Italian Wedding Soup

Italian Wedding Soup

Prep Time 15 mins
Cook Time 25 mins
Total Time 40 mins
Course Soup
Servings 6

Ingredients
  

Meatballs:

  • 1 small onion grated
  • 1/3 cup chopped fresh Italian parsley
  • 1 tsp fresh thyme
  • 1 tsp fresh oregano
  • 1 large egg
  • 1 teaspoon minced garlic
  • 1 teaspoon salt
  • 1 slice fresh white bread crust trimmed, bread torn into small pieces
  • 1/2 cup grated Parmesan
  • 8 ounces ground turkey
  • 8 ounces ground chicken
  • ½ tsp sea salt
  • Freshly ground black pepper

Soup:

  • 8 cups low-sodium chicken broth
  • 3 carrots diced
  • 2 celery stalks diced
  • 1 onion diced
  • 4 garlic cloves minced
  • 5 cups spinach
  • 1.5 cups cooked orzo
  • 1 tsp dried thyme
  • 1 tsp dried oregano
  • 1 tsp dried basil
  • 1 bay leaf
  • Parmesan and parsley for garnish
  • Salt and freshly ground black pepper

Instructions
 

Meatballs

  • Place all meatballs ingredients in a large bowl.
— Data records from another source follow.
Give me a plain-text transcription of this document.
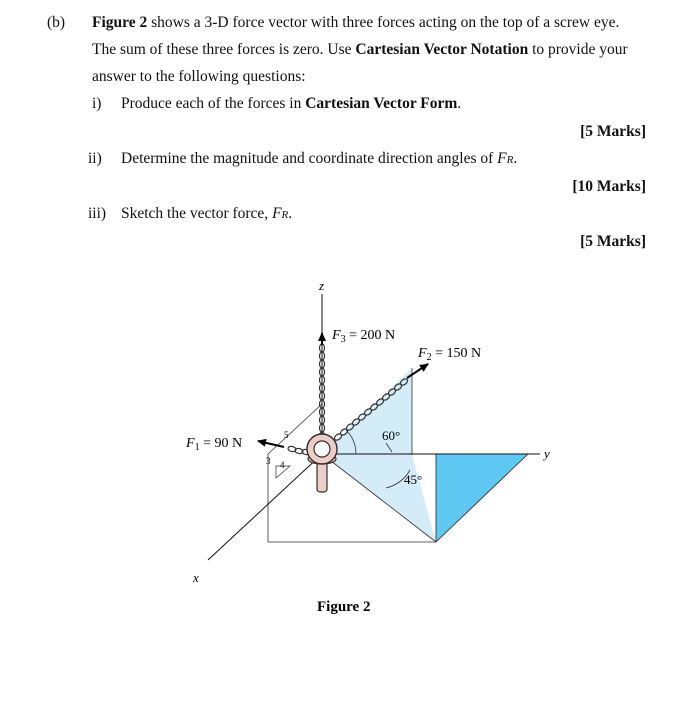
(b) Figure 2 shows a 3-D force vector with three forces acting on the top of a screw eye.
The sum of these three forces is zero. Use Cartesian Vector Notation to provide your
answer to the following questions:
i) Produce each of the forces in Cartesian Vector Form.
[5 Marks]
ii) Determine the magnitude and coordinate direction angles of FR.
[10 Marks]
iii) Sketch the vector force, FR.
[5 Marks]
z
y
x
$F_3 = 200$ N
$F_2 = 150$ N
$F_1 = 90$ N
60°
45°
5
3 4
Figure 2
Mix well. Using 1 1/2 teaspoons for each, shape the meat mixture into 1-inch-diameter meatballs. Place on a baking sheet. Bake at 375 for 25-30 minutes. 

Soup

  • Add the olive oil to a dutch oven over medium heat. Add the onion, celery, and carrots. Cook for 4-6 minutes until the vegetables have softened.
    Add the herbs and garlic. Mix well for 1-2 minutes. Add the stock to the mixture. Add in the bay leaf and bring to a simmer.
    Reduce the heat to low and add the spinach and cooked orzo.
    Add the cooked meatballs to a bowl and ladle in the soup mixture. Garnish with fresh parmesan chees and parsley.